The Phase 3 TRIUMPH program added intermediate steps. TRIUMPH-1 reported on 4, 9, and 12 mg arms over 80 weeks [10]. TRIUMPH-4 reported on 9 and 12 mg arms over 68 weeks [12]. The master TRIUMPH protocol uses 2, 4, 6, 9, and 12 mg as the stepwise escalation ladder [17].
Pharmacokinetics and frequency
All published clinical studies have administered retatrutide once weekly by subcutaneous injection [17]. The apparent terminal half-life is approximately six days (around 144 hours), with linear and dose-proportional pharmacokinetics [6]. Albumin binding via the C20 fatty di-acid moiety extends circulating half-life; subcutaneous absorption is slow; steady state is typically reached after several weekly doses [6][17].

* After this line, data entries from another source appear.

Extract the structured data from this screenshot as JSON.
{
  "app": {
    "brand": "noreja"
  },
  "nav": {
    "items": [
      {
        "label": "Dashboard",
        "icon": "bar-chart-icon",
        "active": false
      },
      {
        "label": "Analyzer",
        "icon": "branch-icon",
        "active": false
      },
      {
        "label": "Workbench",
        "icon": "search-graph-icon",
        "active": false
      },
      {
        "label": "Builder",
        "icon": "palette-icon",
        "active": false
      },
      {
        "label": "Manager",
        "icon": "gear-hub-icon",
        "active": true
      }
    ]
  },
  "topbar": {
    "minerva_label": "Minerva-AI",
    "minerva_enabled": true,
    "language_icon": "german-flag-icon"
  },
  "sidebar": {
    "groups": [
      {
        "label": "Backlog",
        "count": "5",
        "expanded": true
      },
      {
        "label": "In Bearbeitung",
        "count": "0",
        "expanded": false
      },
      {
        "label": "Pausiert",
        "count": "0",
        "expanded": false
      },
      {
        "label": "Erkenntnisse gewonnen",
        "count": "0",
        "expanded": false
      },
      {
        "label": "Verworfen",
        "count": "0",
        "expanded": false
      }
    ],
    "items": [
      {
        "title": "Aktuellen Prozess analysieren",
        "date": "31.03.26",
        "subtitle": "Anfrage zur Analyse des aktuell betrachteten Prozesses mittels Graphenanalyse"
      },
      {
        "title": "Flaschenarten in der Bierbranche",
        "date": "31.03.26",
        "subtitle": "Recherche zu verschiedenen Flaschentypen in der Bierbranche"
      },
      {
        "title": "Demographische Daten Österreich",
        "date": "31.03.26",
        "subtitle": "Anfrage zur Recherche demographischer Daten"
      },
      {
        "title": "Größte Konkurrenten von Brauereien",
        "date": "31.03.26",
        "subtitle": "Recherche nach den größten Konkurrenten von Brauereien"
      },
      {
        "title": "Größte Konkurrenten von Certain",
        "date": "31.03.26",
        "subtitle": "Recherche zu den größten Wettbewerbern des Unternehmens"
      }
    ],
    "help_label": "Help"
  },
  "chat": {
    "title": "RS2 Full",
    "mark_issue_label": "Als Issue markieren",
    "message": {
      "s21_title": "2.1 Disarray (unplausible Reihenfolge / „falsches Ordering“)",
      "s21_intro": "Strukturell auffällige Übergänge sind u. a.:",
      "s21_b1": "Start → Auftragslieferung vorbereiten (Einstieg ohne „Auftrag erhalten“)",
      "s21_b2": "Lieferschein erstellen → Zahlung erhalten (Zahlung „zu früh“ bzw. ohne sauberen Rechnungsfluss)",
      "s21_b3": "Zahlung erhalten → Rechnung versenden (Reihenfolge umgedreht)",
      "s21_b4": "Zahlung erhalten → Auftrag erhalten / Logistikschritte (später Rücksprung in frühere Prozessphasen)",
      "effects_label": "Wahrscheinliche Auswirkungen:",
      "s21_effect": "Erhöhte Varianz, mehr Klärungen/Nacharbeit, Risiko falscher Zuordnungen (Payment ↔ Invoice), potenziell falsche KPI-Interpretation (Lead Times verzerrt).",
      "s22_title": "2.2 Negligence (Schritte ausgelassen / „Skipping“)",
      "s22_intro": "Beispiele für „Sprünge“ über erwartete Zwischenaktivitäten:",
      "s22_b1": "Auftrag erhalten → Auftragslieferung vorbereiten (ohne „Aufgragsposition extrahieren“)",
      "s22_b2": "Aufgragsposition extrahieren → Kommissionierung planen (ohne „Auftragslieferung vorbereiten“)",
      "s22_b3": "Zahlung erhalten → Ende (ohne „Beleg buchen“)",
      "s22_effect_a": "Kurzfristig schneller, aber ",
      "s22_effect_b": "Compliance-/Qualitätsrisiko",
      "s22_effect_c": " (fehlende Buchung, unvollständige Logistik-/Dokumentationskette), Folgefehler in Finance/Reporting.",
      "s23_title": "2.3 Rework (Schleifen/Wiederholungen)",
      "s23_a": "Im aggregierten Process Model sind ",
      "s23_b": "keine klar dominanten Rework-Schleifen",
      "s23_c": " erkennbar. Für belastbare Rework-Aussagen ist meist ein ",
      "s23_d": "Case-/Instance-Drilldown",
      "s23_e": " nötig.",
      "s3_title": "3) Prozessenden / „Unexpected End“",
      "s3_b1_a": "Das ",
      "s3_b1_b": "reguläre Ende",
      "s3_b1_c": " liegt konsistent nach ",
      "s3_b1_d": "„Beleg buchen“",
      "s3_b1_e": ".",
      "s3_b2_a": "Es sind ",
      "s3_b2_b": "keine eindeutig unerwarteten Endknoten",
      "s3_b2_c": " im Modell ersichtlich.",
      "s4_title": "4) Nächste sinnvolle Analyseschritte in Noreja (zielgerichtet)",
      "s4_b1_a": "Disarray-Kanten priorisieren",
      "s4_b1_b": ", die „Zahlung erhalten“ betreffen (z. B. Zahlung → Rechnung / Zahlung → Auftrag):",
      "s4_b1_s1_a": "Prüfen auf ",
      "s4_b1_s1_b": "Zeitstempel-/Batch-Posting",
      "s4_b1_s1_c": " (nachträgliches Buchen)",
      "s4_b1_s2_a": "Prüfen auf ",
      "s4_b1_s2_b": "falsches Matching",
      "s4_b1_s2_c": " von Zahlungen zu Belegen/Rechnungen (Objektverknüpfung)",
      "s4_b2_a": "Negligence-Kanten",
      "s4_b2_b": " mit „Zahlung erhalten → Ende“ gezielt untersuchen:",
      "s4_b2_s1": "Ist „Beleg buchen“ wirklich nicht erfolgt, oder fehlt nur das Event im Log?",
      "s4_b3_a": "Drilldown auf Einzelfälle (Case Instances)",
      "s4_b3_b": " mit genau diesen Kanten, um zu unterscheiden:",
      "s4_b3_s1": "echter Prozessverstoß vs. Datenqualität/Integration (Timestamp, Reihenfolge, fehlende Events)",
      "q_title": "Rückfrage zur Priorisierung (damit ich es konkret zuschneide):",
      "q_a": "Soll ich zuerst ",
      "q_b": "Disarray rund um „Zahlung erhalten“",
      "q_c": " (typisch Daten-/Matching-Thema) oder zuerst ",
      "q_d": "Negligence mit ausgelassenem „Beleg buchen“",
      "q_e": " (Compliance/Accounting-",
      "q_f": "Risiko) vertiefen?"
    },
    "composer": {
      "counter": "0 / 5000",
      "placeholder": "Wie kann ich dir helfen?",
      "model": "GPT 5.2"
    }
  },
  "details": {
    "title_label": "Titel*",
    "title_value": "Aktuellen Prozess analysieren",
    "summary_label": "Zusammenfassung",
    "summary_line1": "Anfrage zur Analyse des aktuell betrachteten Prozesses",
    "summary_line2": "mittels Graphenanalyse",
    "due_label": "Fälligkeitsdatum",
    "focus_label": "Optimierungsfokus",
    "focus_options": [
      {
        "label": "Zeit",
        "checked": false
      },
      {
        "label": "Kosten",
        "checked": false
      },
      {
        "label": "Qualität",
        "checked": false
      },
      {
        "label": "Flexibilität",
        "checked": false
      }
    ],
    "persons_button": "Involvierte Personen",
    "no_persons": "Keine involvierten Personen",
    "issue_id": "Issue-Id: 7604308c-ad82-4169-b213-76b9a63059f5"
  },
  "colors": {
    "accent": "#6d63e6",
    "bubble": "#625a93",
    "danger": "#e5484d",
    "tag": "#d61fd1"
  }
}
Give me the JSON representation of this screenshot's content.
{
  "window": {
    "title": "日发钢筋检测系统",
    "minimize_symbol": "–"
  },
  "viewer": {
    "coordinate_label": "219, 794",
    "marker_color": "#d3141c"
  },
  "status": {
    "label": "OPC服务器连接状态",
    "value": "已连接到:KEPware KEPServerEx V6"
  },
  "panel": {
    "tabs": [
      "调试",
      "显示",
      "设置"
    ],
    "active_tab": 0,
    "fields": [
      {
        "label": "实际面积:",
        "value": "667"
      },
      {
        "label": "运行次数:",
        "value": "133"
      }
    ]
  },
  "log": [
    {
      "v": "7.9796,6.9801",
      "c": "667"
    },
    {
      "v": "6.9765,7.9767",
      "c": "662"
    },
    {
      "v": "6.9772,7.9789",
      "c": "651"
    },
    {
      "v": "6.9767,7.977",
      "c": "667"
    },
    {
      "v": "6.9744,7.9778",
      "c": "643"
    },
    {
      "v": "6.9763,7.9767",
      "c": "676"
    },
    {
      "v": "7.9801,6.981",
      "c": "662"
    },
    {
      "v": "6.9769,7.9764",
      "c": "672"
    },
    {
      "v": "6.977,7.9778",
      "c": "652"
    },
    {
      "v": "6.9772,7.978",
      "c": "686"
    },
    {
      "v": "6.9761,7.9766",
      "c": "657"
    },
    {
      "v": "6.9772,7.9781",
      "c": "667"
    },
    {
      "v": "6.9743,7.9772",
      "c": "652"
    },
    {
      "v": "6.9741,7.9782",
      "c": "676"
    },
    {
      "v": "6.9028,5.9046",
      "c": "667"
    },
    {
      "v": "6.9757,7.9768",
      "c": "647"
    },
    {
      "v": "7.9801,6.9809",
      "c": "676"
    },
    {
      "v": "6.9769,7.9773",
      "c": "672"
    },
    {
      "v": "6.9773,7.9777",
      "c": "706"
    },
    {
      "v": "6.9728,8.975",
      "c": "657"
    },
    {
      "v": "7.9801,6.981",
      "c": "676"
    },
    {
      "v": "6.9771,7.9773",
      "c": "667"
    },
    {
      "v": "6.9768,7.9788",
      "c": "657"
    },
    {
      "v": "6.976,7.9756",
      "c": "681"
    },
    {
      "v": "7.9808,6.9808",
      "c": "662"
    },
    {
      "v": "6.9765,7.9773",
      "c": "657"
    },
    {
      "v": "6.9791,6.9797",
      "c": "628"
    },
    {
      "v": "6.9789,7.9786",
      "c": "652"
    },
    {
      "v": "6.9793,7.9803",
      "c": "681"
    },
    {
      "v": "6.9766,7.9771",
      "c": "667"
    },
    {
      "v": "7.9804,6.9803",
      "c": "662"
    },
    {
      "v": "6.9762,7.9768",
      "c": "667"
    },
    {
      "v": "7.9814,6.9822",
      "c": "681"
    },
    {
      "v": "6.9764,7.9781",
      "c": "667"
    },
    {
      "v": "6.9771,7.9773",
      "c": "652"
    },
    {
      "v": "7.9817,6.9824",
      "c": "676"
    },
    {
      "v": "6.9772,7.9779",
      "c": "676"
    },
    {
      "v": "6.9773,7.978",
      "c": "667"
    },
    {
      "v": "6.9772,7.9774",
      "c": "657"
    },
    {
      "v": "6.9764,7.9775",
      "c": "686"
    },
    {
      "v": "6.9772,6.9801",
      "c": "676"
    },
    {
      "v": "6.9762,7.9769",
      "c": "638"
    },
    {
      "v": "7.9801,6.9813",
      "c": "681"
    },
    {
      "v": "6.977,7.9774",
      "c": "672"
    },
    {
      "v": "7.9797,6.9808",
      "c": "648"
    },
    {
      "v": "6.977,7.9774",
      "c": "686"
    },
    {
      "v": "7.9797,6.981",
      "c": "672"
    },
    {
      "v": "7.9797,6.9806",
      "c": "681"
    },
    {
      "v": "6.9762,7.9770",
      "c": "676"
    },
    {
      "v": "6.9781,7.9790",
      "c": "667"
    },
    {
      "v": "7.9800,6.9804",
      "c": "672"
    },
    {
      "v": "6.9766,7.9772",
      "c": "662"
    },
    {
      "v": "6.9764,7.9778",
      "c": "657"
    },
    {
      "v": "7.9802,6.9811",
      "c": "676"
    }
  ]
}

No other route — oral, intramuscular, intranasal — has been clinically evaluated. Trial supply was stored refrigerated.
Why titration matters
Gastrointestinal events are the most common adverse events across the trial program, are dose-dependent, and cluster during the escalation period rather than at maintenance [3]. In the Phase 2 type 2 diabetes trial, slow-escalation arms had improved tolerability compared with fast-escalation arms at the same final dose [5].
In Phase 2, adverse-event-driven discontinuation rose with dose: 6% at 1 mg, scaling to 16% at 12 mg, versus 0% on placebo [3]. In TRIUMPH-4 it was 12.2% on 9 mg and 18.2% on 12 mg versus 4.0% on placebo [13]. The TRIUMPH master escalation schedule (2 → 4 → 6 → 9 → 12 mg) is structured to ease tolerability at the cost of slower time-to-target dose.
Populations not yet studied
Retatrutide has not been evaluated in pregnancy, breastfeeding, or pediatric populations and is not authorised in any of these groups [17]. All Phase 2 and Phase 3 evidence to date is in adults.
The Phase 3 program enrols adults with obesity, type 2 diabetes, MASLD, established cardiovascular disease, knee osteoarthritis with obesity, and chronic kidney disease [17]. Each study has its own inclusion and exclusion criteria; the published topline figures from TRIUMPH-1 and TRIUMPH-4 describe outcomes within the specific enrolled populations and should not be extrapolated outside them.
What is not characterised at scale
Long-term safety beyond approximately two years is unknown [17]. The TRIUMPH-1 104-week extension is the longest published follow-up to date and was restricted to a subset of participants with baseline BMI ≥35 [11].
The portion of weight loss that is lean rather than fat mass has been characterised in a Phase 2 substudy and appears comparable to other incretin therapies [9]. The long-term functional consequences — sarcopenia risk in older adults, bone-mineral-density changes at this magnitude of weight loss — are not yet characterised.
Whether dysesthesia at the magnitude reported in TRIUMPH-4 (20.9% on 12 mg) persists, resolves on dose reduction, or extends to other phenotypes is under further evaluation [13].